Un ancien employé des services publics avait fait appel contre son renvoi « injustifié » et pour avoir dû attendre 5 ans pour connaître la décision de la commission du conseil de district de Pamplemousses–Rivière-du-Rempart. Les juges, siégeant en Cour suprême, ont ordonné au défendeur de lui payer Rs 50 000.
En 2006, un employé des services publics a été officiellement démis de ses fonctions, pour des faits remontant à cinq ans auparavant. L’homme avait fait appel contre son renvoi « injustifié », mais aussi pour avoir dû attendre 5 ans pour connaître le verdict de la commission du conseil de district de Pamplemousses–Rivière-du-Rempart. Les juge Saheeda Peeroo et Gérard Angoh ont finalement ordonné au défendeur, en Cour suprême, de verser Rs 50 000 à son ancien employé.
L’appelant a rappelé en cour qu’il travaillait dans les services publics depuis avril 1987. Mais un jour, il a reçu une lettre l’informant de son licenciement immédiat, et ce, dit-il, « sans justification ». Selon l’ancien employé, son limogeage était « sans fondement » et, qui plus est, « contraire à la Labour Act ». Raison pour laquelle il réclamait Rs 715 083 en termes d’indemnités ainsi que le paiement de trois mois de salaire.

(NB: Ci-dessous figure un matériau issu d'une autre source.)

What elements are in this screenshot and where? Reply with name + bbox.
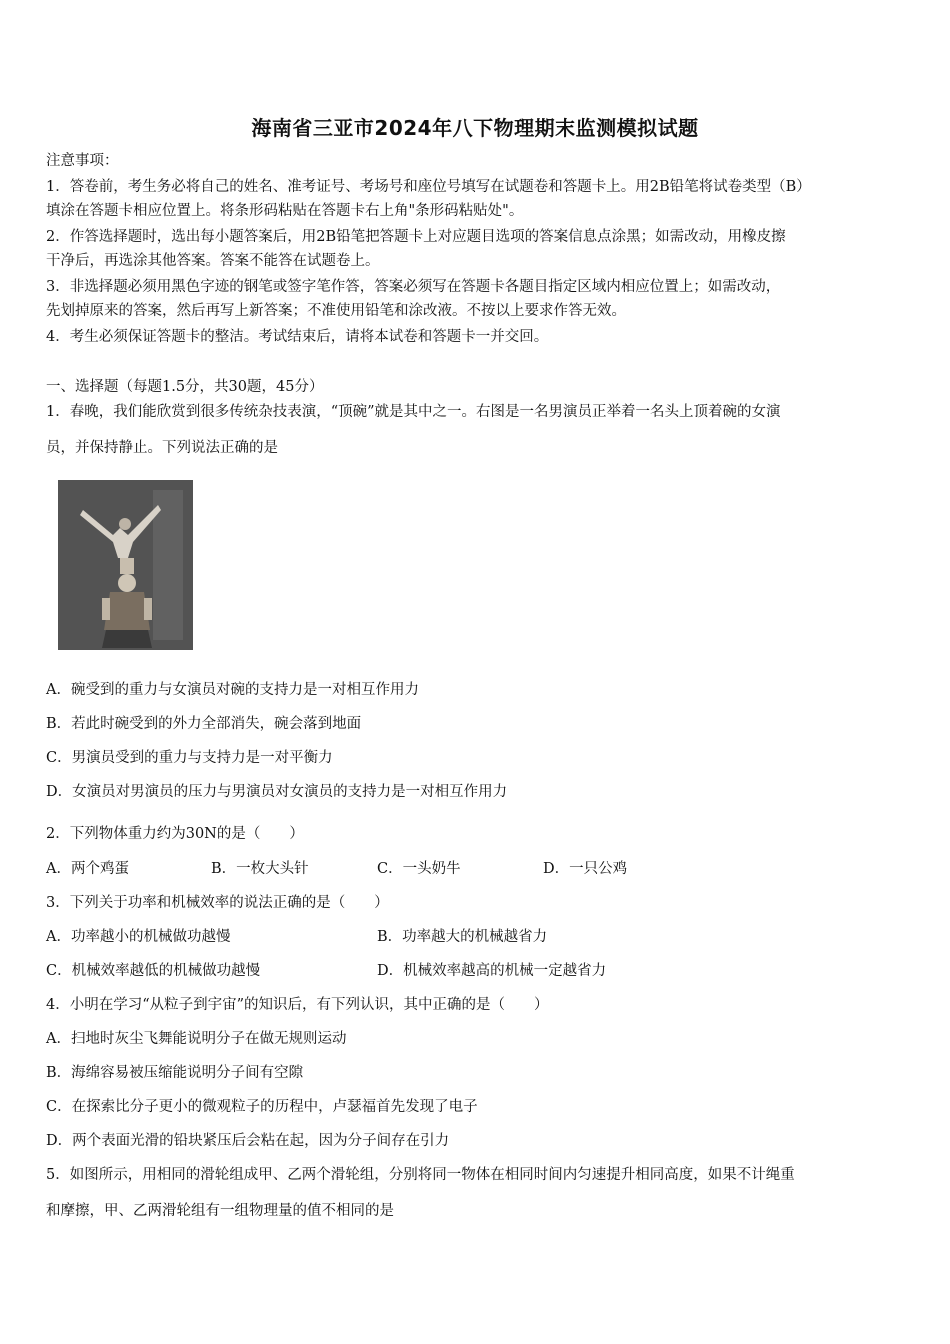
- question-4-option-c: C．在探索比分子更小的微观粒子的历程中，卢瑟福首先发现了电子: [46, 1099, 478, 1115]
- question-3-option-d: D．机械效率越高的机械一定越省力: [377, 963, 607, 979]
- question-3-option-c: C．机械效率越低的机械做功越慢: [46, 963, 261, 979]
- notice-item: 1．答卷前，考生务必将自己的姓名、准考证号、考场号和座位号填写在试题卷和答题卡上。用2B铅笔将试卷类型（B）: [46, 179, 811, 195]
- question-3-option-b: B．功率越大的机械越省力: [377, 929, 548, 945]
- question-1-stem: 1．春晚，我们能欣赏到很多传统杂技表演，“顶碗”就是其中之一。右图是一名男演员正举着一名头上顶着碗的女演: [46, 404, 781, 420]
- notice-item: 填涂在答题卡相应位置上。将条形码粘贴在答题卡右上角"条形码粘贴处"。: [46, 203, 524, 219]
- section-heading: 一、选择题（每题1.5分，共30题，45分）: [46, 379, 324, 395]
- question-2-option-d: D．一只公鸡: [543, 861, 628, 877]
- notice-item: 4．考生必须保证答题卡的整洁。考试结束后，请将本试卷和答题卡一并交回。: [46, 329, 549, 345]
- notice-heading: 注意事项：: [46, 153, 119, 169]
- page-title: 海南省三亚市2024年八下物理期末监测模拟试题: [251, 116, 699, 140]
- notice-item: 先划掉原来的答案，然后再写上新答案；不准使用铅笔和涂改液。不按以上要求作答无效。: [46, 303, 626, 319]
- notice-item: 干净后，再选涂其他答案。答案不能答在试题卷上。: [46, 253, 380, 269]
- question-1-option-d: D．女演员对男演员的压力与男演员对女演员的支持力是一对相互作用力: [46, 784, 508, 800]
- question-5-stem: 5．如图所示，用相同的滑轮组成甲、乙两个滑轮组，分别将同一物体在相同时间内匀速提升相同高度，如果不计绳重: [46, 1167, 795, 1183]
- question-3-stem: 3．下列关于功率和机械效率的说法正确的是（ ）: [46, 895, 389, 911]
- question-5-stem-cont: 和摩擦，甲、乙两滑轮组有一组物理量的值不相同的是: [46, 1203, 394, 1219]
- question-1-option-a: A．碗受到的重力与女演员对碗的支持力是一对相互作用力: [46, 682, 419, 698]
- question-4-option-d: D．两个表面光滑的铅块紧压后会粘在起，因为分子间存在引力: [46, 1133, 450, 1149]
- notice-item: 2．作答选择题时，选出每小题答案后，用2B铅笔把答题卡上对应题目选项的答案信息点涂黑；如需改动，用橡皮擦: [46, 229, 786, 245]
- question-3-option-a: A．功率越小的机械做功越慢: [46, 929, 231, 945]
- question-4-option-b: B．海绵容易被压缩能说明分子间有空隙: [46, 1065, 304, 1081]
- question-4-option-a: A．扫地时灰尘飞舞能说明分子在做无规则运动: [46, 1031, 347, 1047]
- acrobat-photo: [58, 480, 193, 650]
- notice-item: 3．非选择题必须用黑色字迹的钢笔或签字笔作答，答案必须写在答题卡各题目指定区域内相应位置上；如需改动，: [46, 279, 781, 295]
- question-1-stem-cont: 员，并保持静止。下列说法正确的是: [46, 440, 278, 456]
- question-2-option-c: C．一头奶牛: [377, 861, 461, 877]
- question-2-option-b: B．一枚大头针: [211, 861, 309, 877]
- question-4-stem: 4．小明在学习“从粒子到宇宙”的知识后，有下列认识，其中正确的是（ ）: [46, 997, 549, 1013]
- question-1-option-b: B．若此时碗受到的外力全部消失，碗会落到地面: [46, 716, 362, 732]
- question-2-stem: 2．下列物体重力约为30N的是（ ）: [46, 826, 304, 842]
- question-1-option-c: C．男演员受到的重力与支持力是一对平衡力: [46, 750, 333, 766]
- question-2-option-a: A．两个鸡蛋: [46, 861, 129, 877]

Le défendeur, lui, ne l’entendait pas de cette oreille, estimant que le licenciement de son employé était « conforme » à la Local Government Service Commission Act 1975 et aux Local Government Service Regulations 1984. Selon le Supervising Officer en charge de l’affaire, l’employé en question a été démis de ses fonctions d’éboueurs pour avoir été trouvé coupable, en Cour de district de Pamplemousses, en 2001, de s’être engagé dans des paris illégaux, obligeant ce dernier à s’acquitter d’une amende de Rs 240 000. La Cour industrielle, qui entendait le procès de l’appelant, avait donné gain de cause au défendeur vu que le licenciement de l’employé concordait avec les lois en vigueur dans pareil cas.
L’homme de loi de l’appelant a alors présenté des points d’appel remettant en question le jugement de la cour, dans lequel il dit déceler « un abus de procédures » quant à l’éviction de l’ancien officier des services publics vu que ce dernier a dû attendre 5 ans pour prendre connaissance de son licenciement et, en outre, que l’appelant n’est pas passé en comité disciplinaire, comme stipulé dans la Labour Act. Dans leur verdict, les juges se sont référés à plusieurs cas pour indiquer que, selon les Local government Service Regulations concernant l’appelant, la Commission est habilitée à licencier un employé de la fonction publique si ce dernier a eu des démêlés avec la justice, et ce sans avoir besoin d’avoir recours à une autre instance juridique. Les juges ont ainsi estimé que le licenciement de l’appelant s’était effectué selon les lois en vigueur. Concernant le délai de 5 ans mentionné par l’appelant dans ses points d’appel, les juges ont noté que la commission de district de Pamplemousses–Rivière-du-Rempart n’a pas justifié le fait d’avoir attendu ce laps de temps pour licencier l’employé. Les juges ont trouvé que ce délai était « injustifié » et « non conforme aux procédures législatives ». Ce faisant, ils ont malgré tout estimé les réclamations de l’appelant (Rs 715 083) « trop sévères ». De fait, ils ont ordonné au défendeur de payer une somme « plus équitable en cette circonstance », en l’occurrence une somme de Rs 50 000.